Pierre Lethievent ne pleurait plus. Il avait doucement écarté la jeune fille. Il regardait Chambrun du fond des profondes orbites, chaque mot traversait son cœur. C’était le père d’Élisabeth, ce gros homme vulgaire qui piétinait son jardin… Sa voix, toujours basse, trembla :

— Révolutionnaire ? Je ne sais pas si je le suis… Mais je l’aimais. Comment peut-on ne pas aimer une force ? Comment faites-vous ?

— Des mots, des mots. Il nous conduisait aux abîmes. Et bien que je réprouve l’assassinat politique, j’estime que c’est un danger de moins que nous aurons à surmonter pendant la guerre…

Pierre haussait sa voix, où la fureur montait : « C’est notre première défaite. Lui seul, peut-être, eût remonté la pente… Maintenant, nous sommes perdus. »

— Ah ! permettez ! Vous ne diriez pas ça si vous aviez entendu Georges tout-à-l’heure… Vous allez voir ce que vous allez voir. Ils seront balayés !

— Ils seront à Paris dans un mois. Vous ne les connaissez pas. Vous ne connaissez pas l’Allemagne…

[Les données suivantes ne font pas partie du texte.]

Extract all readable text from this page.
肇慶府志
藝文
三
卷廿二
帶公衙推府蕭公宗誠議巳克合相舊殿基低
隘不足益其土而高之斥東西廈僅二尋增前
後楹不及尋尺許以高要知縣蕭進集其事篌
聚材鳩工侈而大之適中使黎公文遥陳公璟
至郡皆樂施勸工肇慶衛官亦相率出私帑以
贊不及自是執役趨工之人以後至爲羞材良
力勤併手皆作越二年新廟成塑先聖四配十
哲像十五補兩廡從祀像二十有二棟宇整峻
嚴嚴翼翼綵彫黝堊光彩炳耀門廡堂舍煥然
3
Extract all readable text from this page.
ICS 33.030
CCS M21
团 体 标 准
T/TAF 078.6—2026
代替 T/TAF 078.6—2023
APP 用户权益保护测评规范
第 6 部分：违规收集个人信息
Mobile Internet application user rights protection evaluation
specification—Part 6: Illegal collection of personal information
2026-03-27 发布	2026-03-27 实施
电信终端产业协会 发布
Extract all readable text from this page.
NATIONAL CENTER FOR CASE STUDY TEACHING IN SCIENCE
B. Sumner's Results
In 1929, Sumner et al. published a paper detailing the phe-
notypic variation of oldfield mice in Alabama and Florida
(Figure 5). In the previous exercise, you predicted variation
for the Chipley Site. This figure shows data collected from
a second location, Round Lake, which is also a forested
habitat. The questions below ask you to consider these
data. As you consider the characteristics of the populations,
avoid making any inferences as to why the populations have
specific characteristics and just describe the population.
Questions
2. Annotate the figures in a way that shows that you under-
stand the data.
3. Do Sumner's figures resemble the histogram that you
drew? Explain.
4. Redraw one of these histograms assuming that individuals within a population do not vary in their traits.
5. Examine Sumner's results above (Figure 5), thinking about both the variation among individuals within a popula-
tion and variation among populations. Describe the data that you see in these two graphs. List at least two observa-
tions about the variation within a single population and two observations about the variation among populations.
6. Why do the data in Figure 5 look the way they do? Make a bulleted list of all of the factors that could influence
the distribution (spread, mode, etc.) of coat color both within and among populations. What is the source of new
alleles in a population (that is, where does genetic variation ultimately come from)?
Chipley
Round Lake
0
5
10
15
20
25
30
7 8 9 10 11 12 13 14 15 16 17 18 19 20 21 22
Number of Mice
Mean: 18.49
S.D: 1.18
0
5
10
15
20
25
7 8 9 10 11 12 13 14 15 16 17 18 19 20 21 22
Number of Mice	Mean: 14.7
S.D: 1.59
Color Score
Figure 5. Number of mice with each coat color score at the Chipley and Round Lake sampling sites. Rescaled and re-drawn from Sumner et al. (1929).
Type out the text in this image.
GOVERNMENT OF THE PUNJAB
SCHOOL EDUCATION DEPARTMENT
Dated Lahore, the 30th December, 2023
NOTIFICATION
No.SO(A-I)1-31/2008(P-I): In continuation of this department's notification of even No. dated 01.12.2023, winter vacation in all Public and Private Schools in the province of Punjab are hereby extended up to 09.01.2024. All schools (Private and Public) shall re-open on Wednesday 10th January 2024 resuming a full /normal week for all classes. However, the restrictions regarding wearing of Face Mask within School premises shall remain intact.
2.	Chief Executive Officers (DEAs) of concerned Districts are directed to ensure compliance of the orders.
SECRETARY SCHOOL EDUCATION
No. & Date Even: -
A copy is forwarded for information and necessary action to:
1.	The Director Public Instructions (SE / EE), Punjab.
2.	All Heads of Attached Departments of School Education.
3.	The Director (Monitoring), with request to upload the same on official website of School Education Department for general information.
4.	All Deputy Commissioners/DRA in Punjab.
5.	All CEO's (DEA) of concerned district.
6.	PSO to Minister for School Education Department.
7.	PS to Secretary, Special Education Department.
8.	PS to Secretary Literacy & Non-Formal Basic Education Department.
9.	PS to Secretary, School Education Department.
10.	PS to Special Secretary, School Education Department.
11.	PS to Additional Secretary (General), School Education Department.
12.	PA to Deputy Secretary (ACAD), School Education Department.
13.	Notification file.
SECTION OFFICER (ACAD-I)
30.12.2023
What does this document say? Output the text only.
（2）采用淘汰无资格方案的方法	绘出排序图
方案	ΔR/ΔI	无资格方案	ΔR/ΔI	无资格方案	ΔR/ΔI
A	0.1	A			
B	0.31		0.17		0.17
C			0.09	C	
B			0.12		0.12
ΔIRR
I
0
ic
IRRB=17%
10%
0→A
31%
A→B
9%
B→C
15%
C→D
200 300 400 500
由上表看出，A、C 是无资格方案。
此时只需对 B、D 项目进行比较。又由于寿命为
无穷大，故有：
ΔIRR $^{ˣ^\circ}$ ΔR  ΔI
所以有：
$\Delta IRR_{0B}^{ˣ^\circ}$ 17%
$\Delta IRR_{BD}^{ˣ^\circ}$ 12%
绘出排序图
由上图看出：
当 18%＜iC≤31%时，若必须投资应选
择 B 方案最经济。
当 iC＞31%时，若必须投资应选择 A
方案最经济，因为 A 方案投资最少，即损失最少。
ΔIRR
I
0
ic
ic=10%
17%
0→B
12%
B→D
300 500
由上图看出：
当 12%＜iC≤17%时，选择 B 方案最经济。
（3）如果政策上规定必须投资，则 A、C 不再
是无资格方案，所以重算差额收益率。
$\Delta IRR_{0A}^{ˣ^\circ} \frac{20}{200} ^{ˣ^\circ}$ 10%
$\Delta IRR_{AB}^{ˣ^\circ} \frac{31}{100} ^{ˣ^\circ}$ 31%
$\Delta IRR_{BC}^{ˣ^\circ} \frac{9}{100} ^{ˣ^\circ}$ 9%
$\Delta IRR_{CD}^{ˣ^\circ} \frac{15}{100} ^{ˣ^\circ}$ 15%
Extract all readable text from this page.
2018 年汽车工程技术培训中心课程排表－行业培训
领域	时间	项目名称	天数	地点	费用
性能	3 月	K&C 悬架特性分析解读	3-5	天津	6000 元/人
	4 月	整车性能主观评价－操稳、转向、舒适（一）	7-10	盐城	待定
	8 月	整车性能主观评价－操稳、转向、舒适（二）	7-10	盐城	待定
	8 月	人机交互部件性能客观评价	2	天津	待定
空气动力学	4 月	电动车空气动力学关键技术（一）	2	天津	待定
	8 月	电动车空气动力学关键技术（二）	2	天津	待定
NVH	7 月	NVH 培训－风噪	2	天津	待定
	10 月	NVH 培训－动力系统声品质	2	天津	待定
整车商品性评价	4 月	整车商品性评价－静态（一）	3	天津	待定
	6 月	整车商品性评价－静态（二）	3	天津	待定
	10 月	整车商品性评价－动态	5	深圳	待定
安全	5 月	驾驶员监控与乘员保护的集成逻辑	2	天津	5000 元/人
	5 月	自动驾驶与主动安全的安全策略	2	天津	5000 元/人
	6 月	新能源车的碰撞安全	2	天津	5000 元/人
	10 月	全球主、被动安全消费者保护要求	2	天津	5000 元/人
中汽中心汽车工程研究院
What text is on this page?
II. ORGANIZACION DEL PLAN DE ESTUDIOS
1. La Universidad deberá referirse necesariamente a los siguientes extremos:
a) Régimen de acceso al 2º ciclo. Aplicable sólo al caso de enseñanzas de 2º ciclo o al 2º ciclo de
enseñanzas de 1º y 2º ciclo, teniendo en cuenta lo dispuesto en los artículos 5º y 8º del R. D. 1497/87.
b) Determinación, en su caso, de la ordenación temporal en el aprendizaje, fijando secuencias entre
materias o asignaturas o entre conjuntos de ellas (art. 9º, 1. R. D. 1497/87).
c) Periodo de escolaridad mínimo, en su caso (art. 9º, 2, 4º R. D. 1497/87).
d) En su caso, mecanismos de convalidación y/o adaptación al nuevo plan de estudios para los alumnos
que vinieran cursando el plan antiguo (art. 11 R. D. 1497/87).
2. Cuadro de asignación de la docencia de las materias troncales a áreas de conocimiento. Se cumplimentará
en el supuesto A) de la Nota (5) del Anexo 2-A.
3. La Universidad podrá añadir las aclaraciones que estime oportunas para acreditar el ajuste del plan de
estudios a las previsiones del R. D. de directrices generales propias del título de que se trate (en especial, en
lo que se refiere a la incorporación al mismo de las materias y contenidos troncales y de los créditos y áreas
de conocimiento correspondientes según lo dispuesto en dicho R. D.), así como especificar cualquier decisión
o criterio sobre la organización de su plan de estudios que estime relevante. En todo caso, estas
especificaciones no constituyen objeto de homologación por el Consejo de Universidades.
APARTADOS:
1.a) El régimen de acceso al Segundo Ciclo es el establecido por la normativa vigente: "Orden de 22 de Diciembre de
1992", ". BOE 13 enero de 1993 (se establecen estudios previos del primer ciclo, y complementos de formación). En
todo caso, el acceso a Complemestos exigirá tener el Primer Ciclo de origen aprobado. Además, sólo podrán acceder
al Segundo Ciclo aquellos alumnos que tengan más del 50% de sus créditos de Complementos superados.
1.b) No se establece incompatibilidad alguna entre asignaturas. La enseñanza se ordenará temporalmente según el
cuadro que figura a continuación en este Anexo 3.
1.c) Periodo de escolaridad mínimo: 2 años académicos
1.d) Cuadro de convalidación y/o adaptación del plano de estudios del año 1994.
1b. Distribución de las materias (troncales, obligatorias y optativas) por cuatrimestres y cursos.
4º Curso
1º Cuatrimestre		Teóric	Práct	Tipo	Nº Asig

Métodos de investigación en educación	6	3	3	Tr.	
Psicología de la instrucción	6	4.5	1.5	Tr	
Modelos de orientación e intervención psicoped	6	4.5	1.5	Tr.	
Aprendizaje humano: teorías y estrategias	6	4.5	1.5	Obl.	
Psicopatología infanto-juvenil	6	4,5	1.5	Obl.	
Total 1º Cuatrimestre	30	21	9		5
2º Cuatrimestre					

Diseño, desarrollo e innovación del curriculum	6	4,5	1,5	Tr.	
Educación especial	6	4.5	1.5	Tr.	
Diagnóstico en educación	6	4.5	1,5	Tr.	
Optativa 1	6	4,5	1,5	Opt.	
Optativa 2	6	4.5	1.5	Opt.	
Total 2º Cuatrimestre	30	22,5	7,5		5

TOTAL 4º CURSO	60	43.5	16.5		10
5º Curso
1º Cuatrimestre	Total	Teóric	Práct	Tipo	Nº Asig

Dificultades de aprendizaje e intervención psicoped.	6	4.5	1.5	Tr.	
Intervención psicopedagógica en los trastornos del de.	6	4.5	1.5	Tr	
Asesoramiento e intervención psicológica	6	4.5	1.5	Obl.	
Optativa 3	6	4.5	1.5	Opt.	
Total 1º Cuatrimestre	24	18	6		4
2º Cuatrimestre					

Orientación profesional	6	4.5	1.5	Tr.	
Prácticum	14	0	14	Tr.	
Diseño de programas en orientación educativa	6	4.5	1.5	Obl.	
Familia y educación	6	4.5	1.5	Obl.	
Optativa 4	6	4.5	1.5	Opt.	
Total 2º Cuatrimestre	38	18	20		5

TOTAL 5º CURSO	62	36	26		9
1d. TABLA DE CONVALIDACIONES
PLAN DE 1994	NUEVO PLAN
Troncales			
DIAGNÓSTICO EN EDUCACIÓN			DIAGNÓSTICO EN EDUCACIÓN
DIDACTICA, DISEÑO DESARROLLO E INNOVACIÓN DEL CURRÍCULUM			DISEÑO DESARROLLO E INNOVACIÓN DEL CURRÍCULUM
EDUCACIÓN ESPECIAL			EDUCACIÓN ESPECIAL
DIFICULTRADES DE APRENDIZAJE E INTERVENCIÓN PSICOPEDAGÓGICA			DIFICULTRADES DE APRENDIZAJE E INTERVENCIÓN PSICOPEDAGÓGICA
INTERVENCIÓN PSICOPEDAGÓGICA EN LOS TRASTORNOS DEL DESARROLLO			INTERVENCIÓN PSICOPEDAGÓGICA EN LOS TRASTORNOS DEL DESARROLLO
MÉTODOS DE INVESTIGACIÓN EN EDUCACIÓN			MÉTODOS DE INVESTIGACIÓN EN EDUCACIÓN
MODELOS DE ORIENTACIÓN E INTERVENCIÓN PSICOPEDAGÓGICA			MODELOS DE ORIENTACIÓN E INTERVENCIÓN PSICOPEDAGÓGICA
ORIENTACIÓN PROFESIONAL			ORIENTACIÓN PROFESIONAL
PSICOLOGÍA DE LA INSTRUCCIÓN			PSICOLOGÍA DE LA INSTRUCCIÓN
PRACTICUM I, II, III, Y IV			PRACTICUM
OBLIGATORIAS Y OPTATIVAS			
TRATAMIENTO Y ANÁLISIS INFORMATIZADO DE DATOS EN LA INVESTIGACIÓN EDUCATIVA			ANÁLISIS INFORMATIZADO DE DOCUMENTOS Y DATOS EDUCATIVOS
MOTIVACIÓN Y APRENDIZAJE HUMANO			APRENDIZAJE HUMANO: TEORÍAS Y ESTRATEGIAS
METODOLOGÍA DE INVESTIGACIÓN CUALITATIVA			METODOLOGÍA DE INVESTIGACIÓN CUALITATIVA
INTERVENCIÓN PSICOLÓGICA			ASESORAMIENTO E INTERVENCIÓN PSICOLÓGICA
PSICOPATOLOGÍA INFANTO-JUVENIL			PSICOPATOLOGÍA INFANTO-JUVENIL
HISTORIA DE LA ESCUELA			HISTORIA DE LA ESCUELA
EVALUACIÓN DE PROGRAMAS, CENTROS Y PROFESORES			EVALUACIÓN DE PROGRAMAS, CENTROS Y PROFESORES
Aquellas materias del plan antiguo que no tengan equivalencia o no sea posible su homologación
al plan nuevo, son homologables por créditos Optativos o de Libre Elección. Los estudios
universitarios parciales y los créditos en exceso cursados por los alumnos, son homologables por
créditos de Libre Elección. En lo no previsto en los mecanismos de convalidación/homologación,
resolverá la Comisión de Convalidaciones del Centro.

— Mais si, et mieux que vous. J’y fais des affaires. J’y suis allé dix fois… C’est très riche, c’est très puissant, mais c’est du bluff, de la façade. Ça tombera d’un seul coup devant une charge à la baïonnette.

— Je connais ça. A Berlin ! à Berlin ! C’est même mieux. La première fois, au moins, ils n’étaient pas aussi riches et pas plus nombreux que nous.

— Mais les Anglais sont là !

— Qui n’ont pas d’armée.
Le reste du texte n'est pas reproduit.